Please join us for a seminar on South Asian politics co-hosted by the Saxena Center at Brown University, the Weatherhead Center for International Affairs at Harvard University, and the Mittal Institute at Harvard University.
Speaker:
- Rachel Brule, Associate Professor of Global Development Policy at Boston University’s Frederick S. Pardee School of Global Studies
Discussant:
- Ashutosh Varshney, Sol Goldman Professor of International Studies and the Social Sciences and Political Science at Brown University
- Gautam Nair, Assistant Professor of Public Policy, Harvard Kennedy School
- Feyaad Allie, Assistant Professor of Government, Harvard University
- Mashail Malik, Assistant Professor of Government at Harvard University
About the Speaker:
Rachel Brule is the 2024-2025 SAGE Sara Miller McCune Fellow at the Center for Advanced Study in the Behavioral Sciences at Stanford University. She is also an Associate Professor of Global Development Policy at Boston University’s Frederick S. Pardee School of Global Studies. She is Graduate Faculty with BU’s Department of Political Science, Associate Director of the Human Capital Initiative at the Global Development Policy Center and affiliated faculty with the Institute for Economic Development.

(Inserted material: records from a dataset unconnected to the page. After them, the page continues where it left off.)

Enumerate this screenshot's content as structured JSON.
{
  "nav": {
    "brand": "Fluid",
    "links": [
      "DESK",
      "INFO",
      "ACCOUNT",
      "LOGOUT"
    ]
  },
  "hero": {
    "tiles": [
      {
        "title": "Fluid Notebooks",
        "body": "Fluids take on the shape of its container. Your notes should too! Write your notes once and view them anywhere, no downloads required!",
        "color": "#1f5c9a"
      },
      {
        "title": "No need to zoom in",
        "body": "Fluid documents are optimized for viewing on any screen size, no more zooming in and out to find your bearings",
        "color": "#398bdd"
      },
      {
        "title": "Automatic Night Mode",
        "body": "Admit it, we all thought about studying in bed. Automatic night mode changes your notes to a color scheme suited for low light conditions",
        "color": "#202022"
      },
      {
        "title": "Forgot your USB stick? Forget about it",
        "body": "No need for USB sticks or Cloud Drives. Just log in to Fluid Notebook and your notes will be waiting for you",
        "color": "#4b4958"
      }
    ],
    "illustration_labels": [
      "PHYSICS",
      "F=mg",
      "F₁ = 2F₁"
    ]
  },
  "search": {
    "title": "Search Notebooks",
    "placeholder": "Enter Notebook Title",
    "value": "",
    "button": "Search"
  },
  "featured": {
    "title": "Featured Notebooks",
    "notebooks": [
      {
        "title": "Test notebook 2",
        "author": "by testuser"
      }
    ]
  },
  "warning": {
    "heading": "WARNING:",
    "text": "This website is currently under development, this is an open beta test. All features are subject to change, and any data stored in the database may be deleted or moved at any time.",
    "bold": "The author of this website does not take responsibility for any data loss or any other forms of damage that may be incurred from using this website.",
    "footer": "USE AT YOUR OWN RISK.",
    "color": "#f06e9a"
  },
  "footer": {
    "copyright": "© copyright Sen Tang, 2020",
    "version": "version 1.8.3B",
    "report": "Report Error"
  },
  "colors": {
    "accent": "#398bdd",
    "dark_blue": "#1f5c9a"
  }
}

Her research identifies the conditions under which political, economic, and social systems rebalance gendered power. She is a political scientist who bridges development economics and feminist theory, combining careful causal identification with innovative theory building and extensive field research in South Asia. Gendered power hierarchies define our current political system, from the family to the local, national, and global. Her work points to the need to critically reckon with the dual movements of progress towards and backlash against gender equality. Understanding the complexity of gendered power and the consequences of its disruption are necessary to solve the most intractable contemporary problems, from climate change to economic inequality and conflict.